The influence of dislocation and grain structure on the formation of intergranular cracks in centrifugal-cast billets (steel grade 40Х25Н20С2)

Purpose. Investigating the causes of intergranular brittleness and determining the optimal conditions for the structure formation in centrifugal-cast billets (steel grade 40Х25Н20С2) to eliminate the possibility of hot cracking. Methodology. The structure and properties of hollow billets were analyzed using castings (steel grade 40Х25Н20С2) produced by true centrifugal casting (horizontal centrifugal casting machines). Rotation speed of the mold was varied between 900, 1200 and 1500 rev/min. Ad hoc methods of electrolytic, chemical and thermal etching were used to identify zonal/dendritic chemical and substructure inhomogeneity of the dislocation structure. For qualitative and quantitative assessment the X-ray electron probe analysis was applied. Features of secondary grain boundaries in 40Х25Н20С2 steel were examined in the cast state following thermal processing.
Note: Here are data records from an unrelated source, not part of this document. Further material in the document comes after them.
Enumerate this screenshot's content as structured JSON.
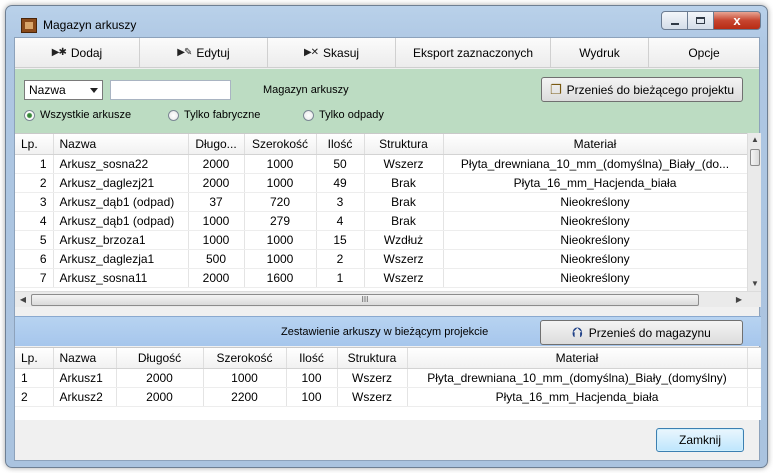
{
  "window": {
    "title": "Magazyn arkuszy",
    "close_glyph": "x"
  },
  "toolbar": {
    "items": [
      {
        "label": "Dodaj",
        "icon": "add-icon"
      },
      {
        "label": "Edytuj",
        "icon": "edit-icon"
      },
      {
        "label": "Skasuj",
        "icon": "delete-icon"
      },
      {
        "label": "Eksport zaznaczonych"
      },
      {
        "label": "Wydruk"
      },
      {
        "label": "Opcje"
      }
    ]
  },
  "filter": {
    "field_select": "Nazwa",
    "search_value": "",
    "section_label": "Magazyn arkuszy",
    "transfer_button": "Przenieś do bieżącego projektu",
    "radios": [
      {
        "label": "Wszystkie arkusze",
        "checked": true
      },
      {
        "label": "Tylko fabryczne",
        "checked": false
      },
      {
        "label": "Tylko odpady",
        "checked": false
      }
    ]
  },
  "storage_table": {
    "columns": [
      "Lp.",
      "Nazwa",
      "Długo...",
      "Szerokość",
      "Ilość",
      "Struktura",
      "Materiał"
    ],
    "rows": [
      [
        "1",
        "Arkusz_sosna22",
        "2000",
        "1000",
        "50",
        "Wszerz",
        "Płyta_drewniana_10_mm_(domyślna)_Biały_(do..."
      ],
      [
        "2",
        "Arkusz_daglezj21",
        "2000",
        "1000",
        "49",
        "Brak",
        "Płyta_16_mm_Hacjenda_biała"
      ],
      [
        "3",
        "Arkusz_dąb1 (odpad)",
        "37",
        "720",
        "3",
        "Brak",
        "Nieokreślony"
      ],
      [
        "4",
        "Arkusz_dąb1 (odpad)",
        "1000",
        "279",
        "4",
        "Brak",
        "Nieokreślony"
      ],
      [
        "5",
        "Arkusz_brzoza1",
        "1000",
        "1000",
        "15",
        "Wzdłuż",
        "Nieokreślony"
      ],
      [
        "6",
        "Arkusz_daglezja1",
        "500",
        "1000",
        "2",
        "Wszerz",
        "Nieokreślony"
      ],
      [
        "7",
        "Arkusz_sosna11",
        "2000",
        "1600",
        "1",
        "Wszerz",
        "Nieokreślony"
      ]
    ],
    "hscroll_grip": "III"
  },
  "project_summary": {
    "title": "Zestawienie arkuszy w bieżącym projekcie",
    "transfer_button": "Przenieś do magazynu",
    "columns": [
      "Lp.",
      "Nazwa",
      "Długość",
      "Szerokość",
      "Ilość",
      "Struktura",
      "Materiał"
    ],
    "rows": [
      [
        "1",
        "Arkusz1",
        "2000",
        "1000",
        "100",
        "Wszerz",
        "Płyta_drewniana_10_mm_(domyślna)_Biały_(domyślny)"
      ],
      [
        "2",
        "Arkusz2",
        "2000",
        "2200",
        "100",
        "Wszerz",
        "Płyta_16_mm_Hacjenda_biała"
      ]
    ]
  },
  "footer": {
    "close_button": "Zamknij"
  }
}
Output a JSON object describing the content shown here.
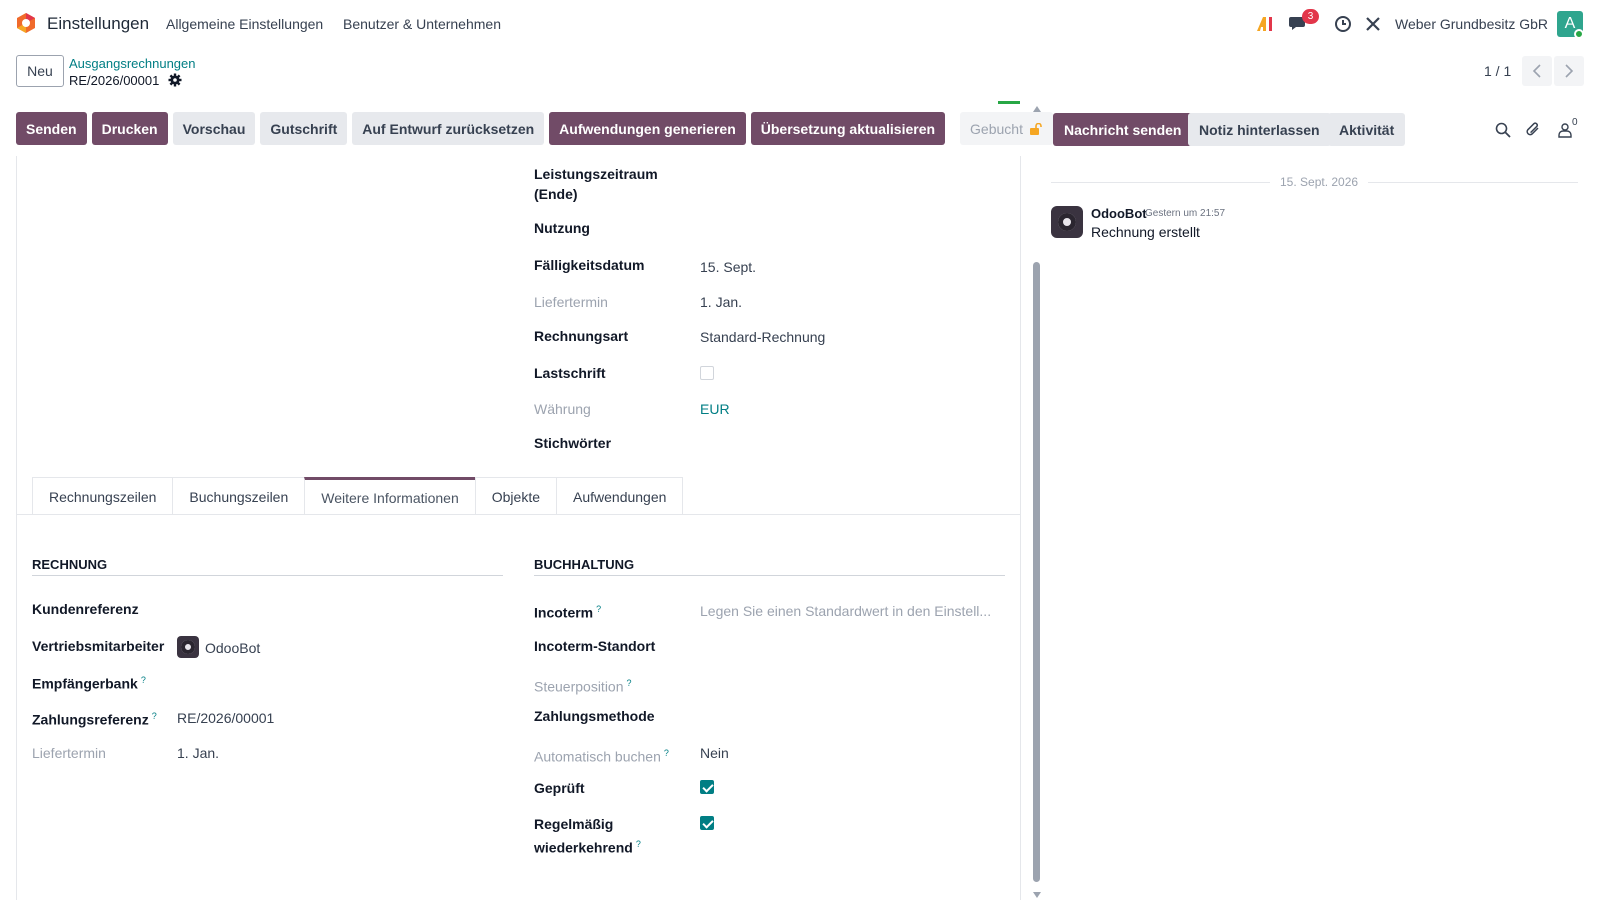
{
  "nav": {
    "app_title": "Einstellungen",
    "menu": [
      "Allgemeine Einstellungen",
      "Benutzer & Unternehmen"
    ],
    "messages_badge": "3",
    "company": "Weber Grundbesitz GbR",
    "avatar_letter": "A"
  },
  "control": {
    "new_label": "Neu",
    "breadcrumb_parent": "Ausgangsrechnungen",
    "breadcrumb_current": "RE/2026/00001",
    "pager": "1 / 1"
  },
  "statusbar": {
    "buttons": [
      "Senden",
      "Drucken",
      "Vorschau",
      "Gutschrift",
      "Auf Entwurf zurücksetzen",
      "Aufwendungen generieren",
      "Übersetzung aktualisieren"
    ],
    "state": "Gebucht"
  },
  "header_fields": {
    "leistungszeitraum_label": "Leistungszeitraum (Ende)",
    "nutzung_label": "Nutzung",
    "faelligkeitsdatum_label": "Fälligkeitsdatum",
    "faelligkeitsdatum_value": "15. Sept.",
    "liefertermin_label": "Liefertermin",
    "liefertermin_value": "1. Jan.",
    "rechnungsart_label": "Rechnungsart",
    "rechnungsart_value": "Standard-Rechnung",
    "lastschrift_label": "Lastschrift",
    "waehrung_label": "Währung",
    "waehrung_value": "EUR",
    "stichwoerter_label": "Stichwörter"
  },
  "tabs": [
    "Rechnungszeilen",
    "Buchungszeilen",
    "Weitere Informationen",
    "Objekte",
    "Aufwendungen"
  ],
  "rechnung": {
    "title": "RECHNUNG",
    "kundenreferenz_label": "Kundenreferenz",
    "vertrieb_label": "Vertriebsmitarbeiter",
    "vertrieb_value": "OdooBot",
    "empfaengerbank_label": "Empfängerbank",
    "zahlungsreferenz_label": "Zahlungsreferenz",
    "zahlungsreferenz_value": "RE/2026/00001",
    "liefertermin_label": "Liefertermin",
    "liefertermin_value": "1. Jan."
  },
  "buchhaltung": {
    "title": "BUCHHALTUNG",
    "incoterm_label": "Incoterm",
    "incoterm_placeholder": "Legen Sie einen Standardwert in den Einstell...",
    "incoterm_standort_label": "Incoterm-Standort",
    "steuerposition_label": "Steuerposition",
    "zahlungsmethode_label": "Zahlungsmethode",
    "automatisch_label": "Automatisch buchen",
    "automatisch_value": "Nein",
    "geprueft_label": "Geprüft",
    "regelmaessig_label": "Regelmäßig wiederkehrend"
  },
  "chatter": {
    "send_message": "Nachricht senden",
    "log_note": "Notiz hinterlassen",
    "activity": "Aktivität",
    "followers_count": "0",
    "date_separator": "15. Sept. 2026",
    "message_author": "OdooBot",
    "message_time": "Gestern um 21:57",
    "message_body": "Rechnung erstellt"
  },
  "colors": {
    "primary": "#714b67",
    "link": "#017e84",
    "badge": "#e2364a"
  }
}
Findings. It was found that changes in technological parameters of centrifugal casting leading to a reduction of the transcrystallization area and increased surface areas of equiaxed crystals in the structure of centrifugal-cast hollow billets (steel grade 40Х25Н20С2) allow reducing susceptibility to brittle intercrystalline fracture. Hot cracks of crystallization origin and polygonizational cracks form in castings. It is shown that formation of crystallization cracks is significantly affected by chemical heterogeneity, while formation of polygonizational cracks is affected by substructural heterogeneity caused by formation of secondary boundaries. A significant means to reduce susceptibility of cast steel to generation of microfraction is to control the scale and nature of chemical and substructural heterogeneity. Originality. A relation between the primary dendrite form of austenite and the secondary grain structure was detected. These results confirm the polygonizational nature of secondary grain boundaries. Practical value. Application of the obtained results allows substantiate use of casting process parameters, providing high quality of high-alloy steel castings (steel grade 40Х25Н20С2).